1928 yılında, doğum kontrolü hareketi liderliğinde yaşanan çelişkiler nedeniyle Sanger Amerika Doğum Kontrol Birliği-ABCL’nin başkanlığından istifa ederek Klinik Araştırma Bürosu-CRB’nin tüm kontrolünü ele aldı ve adını “Birth Control Clinical Research Bureau-BCCRB” (Doğum Kontrolü Klinik Araştırma Bürosu) olarak değiştirdi. Doğum kontrol hareketi içindeki bu bölünme 1938 yılına kadar devam etti ve bu tarihten sonra yine Sanger’in çabalarıyla yeniden ortaklaşmaya gitti.

Sanger kendi toplumları içinde de bir doğum kontrol ihtiyacı hisseden öncülerin talebiyle Afro-Amerikan kesimler arasında da doğum kontrolünü geliştirmek için çalışmalar yürüttü. Afro-Amerikan liderler ve profesyonellerle birlikte yürüttüğü çalışmalar kapsamında 1930’da Harlem’de siyahi doktorların ve çalışanların görev yaptıkları bir klinik açtı.

1929’da doğum kontrol araçları üzerindeki yasakları kaldırmak için bir komite kuran Sanger’in çabaları 1936’da sonuç verdi ve doktorlara bu araçlara ulaşım hakkı yasaca tanındı. 1937’de Sanger yeni kurulan “Birth Control Council of America” (Amerika Doğum Kontrol Konseyi) başkanlığına getirildi ve hareket saflarındaki bölünmeye son vermek amacıyla daha önceki iki oluşum olan ABCL ile BCCRB’yi “Birth Control Federation of America” (Amerika Doğum Kontrolü Federasyonu) adı altında birleştirdi. Ancak zamanla Sanger’in etkinliği azalınca hareket içinde daha etkili hale gelen tutucu kesimler organizasyonun adını “Planned Parenthood Federation of America” (Amerika Aile Planlaması Federasyonu) olarak değiştirdiler. Sanger üstü örtülü bulduğu bu isme karşıydı.

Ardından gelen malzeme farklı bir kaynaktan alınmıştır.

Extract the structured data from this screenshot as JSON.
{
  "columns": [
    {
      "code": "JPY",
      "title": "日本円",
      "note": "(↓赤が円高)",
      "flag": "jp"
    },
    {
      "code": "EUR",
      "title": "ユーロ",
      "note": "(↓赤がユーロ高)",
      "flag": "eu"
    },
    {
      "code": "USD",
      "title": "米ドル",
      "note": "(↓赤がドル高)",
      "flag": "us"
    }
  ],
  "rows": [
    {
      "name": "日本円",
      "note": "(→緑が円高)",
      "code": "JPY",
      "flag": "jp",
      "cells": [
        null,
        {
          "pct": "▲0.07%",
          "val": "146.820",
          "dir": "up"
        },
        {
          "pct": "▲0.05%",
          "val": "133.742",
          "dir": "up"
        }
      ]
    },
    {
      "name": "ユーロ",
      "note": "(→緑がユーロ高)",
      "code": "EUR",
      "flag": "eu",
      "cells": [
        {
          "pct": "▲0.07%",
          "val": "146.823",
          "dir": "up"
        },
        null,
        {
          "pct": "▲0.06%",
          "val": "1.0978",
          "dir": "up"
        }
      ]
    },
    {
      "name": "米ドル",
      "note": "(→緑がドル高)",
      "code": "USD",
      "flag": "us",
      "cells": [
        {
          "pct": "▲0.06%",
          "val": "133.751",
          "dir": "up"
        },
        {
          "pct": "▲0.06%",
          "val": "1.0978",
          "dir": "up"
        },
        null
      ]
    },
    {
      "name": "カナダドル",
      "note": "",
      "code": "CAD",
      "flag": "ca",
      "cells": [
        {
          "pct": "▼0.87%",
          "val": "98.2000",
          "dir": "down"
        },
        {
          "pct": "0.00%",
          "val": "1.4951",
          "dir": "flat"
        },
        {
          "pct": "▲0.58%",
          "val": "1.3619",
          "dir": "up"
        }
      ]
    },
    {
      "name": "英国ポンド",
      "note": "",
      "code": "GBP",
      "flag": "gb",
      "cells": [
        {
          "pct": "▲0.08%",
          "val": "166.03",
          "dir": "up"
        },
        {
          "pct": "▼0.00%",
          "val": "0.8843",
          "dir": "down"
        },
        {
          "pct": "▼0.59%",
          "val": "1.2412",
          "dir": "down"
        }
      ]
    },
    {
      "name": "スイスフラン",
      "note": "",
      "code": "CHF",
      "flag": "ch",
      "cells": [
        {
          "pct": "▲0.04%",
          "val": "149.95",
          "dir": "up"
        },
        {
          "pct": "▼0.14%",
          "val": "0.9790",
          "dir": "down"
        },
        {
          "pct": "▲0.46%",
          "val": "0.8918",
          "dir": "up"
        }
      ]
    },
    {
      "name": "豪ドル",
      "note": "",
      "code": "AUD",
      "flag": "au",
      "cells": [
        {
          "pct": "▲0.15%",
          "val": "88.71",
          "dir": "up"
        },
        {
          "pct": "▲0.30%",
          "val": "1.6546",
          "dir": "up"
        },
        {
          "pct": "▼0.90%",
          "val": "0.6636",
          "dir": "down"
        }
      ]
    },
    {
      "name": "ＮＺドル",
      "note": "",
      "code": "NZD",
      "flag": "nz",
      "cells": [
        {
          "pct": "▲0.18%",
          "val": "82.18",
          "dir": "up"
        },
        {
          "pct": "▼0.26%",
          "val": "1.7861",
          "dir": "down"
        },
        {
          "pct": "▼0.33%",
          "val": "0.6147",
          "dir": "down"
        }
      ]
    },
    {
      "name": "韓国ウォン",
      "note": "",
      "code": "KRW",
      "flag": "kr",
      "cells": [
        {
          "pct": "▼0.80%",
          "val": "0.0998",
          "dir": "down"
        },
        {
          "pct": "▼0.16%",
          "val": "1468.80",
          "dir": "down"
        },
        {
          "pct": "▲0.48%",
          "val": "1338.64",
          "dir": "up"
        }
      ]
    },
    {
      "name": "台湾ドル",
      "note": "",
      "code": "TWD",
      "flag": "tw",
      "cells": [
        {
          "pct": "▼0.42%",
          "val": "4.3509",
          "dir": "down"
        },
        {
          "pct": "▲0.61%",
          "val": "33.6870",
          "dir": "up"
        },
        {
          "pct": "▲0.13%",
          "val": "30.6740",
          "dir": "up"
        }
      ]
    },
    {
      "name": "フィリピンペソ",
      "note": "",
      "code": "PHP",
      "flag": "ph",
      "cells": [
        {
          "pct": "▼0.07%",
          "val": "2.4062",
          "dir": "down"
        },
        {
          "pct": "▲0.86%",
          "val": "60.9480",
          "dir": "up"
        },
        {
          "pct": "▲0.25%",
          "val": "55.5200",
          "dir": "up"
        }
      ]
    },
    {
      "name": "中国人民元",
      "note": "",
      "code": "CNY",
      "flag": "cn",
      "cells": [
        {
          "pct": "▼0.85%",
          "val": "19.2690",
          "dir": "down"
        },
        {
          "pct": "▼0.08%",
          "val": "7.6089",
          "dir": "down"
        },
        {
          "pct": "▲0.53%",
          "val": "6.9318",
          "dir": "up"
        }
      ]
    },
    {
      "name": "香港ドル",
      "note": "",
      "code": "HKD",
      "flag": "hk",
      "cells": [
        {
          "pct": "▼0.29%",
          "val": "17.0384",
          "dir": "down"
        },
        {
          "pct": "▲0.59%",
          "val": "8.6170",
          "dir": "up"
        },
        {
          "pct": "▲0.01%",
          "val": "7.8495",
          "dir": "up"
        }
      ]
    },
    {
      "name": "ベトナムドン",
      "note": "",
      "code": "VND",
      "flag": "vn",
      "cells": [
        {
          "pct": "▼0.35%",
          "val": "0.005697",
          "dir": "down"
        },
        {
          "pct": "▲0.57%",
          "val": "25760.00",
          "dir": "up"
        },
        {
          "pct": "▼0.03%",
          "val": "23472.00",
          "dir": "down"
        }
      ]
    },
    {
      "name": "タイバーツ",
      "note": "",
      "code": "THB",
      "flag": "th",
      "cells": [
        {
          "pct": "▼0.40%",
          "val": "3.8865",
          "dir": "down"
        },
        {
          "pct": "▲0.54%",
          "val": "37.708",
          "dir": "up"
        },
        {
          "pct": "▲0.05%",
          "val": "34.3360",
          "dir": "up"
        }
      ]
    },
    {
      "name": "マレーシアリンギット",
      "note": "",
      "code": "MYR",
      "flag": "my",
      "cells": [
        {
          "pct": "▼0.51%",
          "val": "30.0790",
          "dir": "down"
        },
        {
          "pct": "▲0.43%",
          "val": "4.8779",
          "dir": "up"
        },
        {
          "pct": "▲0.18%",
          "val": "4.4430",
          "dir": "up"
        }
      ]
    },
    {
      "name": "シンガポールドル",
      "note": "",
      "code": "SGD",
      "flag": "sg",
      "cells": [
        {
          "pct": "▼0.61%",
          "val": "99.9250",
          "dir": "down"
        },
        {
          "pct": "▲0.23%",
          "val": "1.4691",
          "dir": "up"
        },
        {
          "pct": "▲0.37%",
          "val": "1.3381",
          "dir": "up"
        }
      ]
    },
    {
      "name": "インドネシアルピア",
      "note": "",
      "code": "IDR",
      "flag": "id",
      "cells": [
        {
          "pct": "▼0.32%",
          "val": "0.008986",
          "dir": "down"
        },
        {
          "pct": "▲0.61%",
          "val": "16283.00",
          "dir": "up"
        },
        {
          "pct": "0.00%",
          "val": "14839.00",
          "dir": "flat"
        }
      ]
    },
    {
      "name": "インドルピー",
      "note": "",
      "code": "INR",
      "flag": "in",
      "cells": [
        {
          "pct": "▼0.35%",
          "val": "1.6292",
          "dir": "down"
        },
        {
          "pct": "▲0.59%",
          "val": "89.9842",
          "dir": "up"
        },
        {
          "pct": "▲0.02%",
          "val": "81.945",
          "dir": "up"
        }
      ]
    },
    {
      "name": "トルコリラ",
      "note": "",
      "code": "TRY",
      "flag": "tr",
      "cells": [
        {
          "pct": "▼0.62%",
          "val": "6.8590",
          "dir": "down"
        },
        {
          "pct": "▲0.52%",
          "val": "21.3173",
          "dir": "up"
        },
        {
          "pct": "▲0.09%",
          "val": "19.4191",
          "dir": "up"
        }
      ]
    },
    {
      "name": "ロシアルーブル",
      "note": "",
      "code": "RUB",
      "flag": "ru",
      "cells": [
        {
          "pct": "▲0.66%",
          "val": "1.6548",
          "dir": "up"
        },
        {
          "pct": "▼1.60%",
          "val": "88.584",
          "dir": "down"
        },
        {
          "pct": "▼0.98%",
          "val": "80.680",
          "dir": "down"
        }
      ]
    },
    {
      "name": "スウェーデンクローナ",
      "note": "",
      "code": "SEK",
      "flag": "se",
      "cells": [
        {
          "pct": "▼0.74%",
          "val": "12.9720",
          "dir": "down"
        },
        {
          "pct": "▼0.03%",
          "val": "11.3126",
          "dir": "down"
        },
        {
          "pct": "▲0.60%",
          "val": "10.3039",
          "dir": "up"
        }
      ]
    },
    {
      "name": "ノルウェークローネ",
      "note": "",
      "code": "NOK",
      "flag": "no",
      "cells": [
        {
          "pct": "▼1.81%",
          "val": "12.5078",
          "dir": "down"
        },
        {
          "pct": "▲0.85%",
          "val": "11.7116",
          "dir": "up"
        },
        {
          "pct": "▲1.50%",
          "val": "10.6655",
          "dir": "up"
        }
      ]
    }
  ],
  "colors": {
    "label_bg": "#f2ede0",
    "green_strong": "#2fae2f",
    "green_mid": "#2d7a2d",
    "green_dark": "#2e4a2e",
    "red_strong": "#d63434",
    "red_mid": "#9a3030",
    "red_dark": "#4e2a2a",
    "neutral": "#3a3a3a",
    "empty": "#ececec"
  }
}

Doğum kontrol haplarının üretilmesine önayak oldu

1948’de Sanger’in desteğiyle  “International Committee on Planned Parenthood” (Uluslararası Aile Planlaması Komitesi) kuruldu ve 1952’de federasyona dönüşerek dünyanın kadın sağlığı, aile planlaması ve doğum kontrolü ile ilgili en büyük sivil toplum örgütü oldu. Sanger örgütün ilk başkanıydı ve bu rolünü 80 yaşına kadar sürdürdü. 1950’lerin başında doğum kontrol haplarının üretilmesi için önayak olanlardan da biriydi.

Margaret Sanger toplum içinde doğum kontrolü konusunda bilinçlenme yaratmak için çeşitli mekanlarda her kesime dönük sayısız konuşma yaptı. Bu konuda çeşitli kitaplar yazdı. “Woman and the New Race” (Kadın ve Yeni Aile), “The Pivot of Civilization” (Uygarlığın Mihveri), “My Fight for Birth Control” (Doğum Kontrolü İçin Kavgam), “Margaret Sanger: An Autobiography” (Margaret Sanger: Bir Otobiyografi) öne çıkan kitaplarıdır. 1920’lerde çoğu istenmeyen hamileliklerden nasıl korunabileceklerine dair bilgi için yalvaran umutsuz kadınlardan gelen yüzbinlerce mektup aldı Sanger. Bunlardan beş yüzü “Motherhood in Bondage” (Esaretteki Annelik) adıyla 1928’de kitaplaştırıldı.

Margaret Sanger 6 Eylül 1966’da 86 yaşındayken Tucson-Arizona’da kalp yetmezliği sonucu yaşamını yitirdi. Birçok kitap ve filme konu edinilen Sanger’in ismi birçok yere verilerek, yine çok sayıda ödülle ismi ve anısı ölümsüzleştirilmiştir.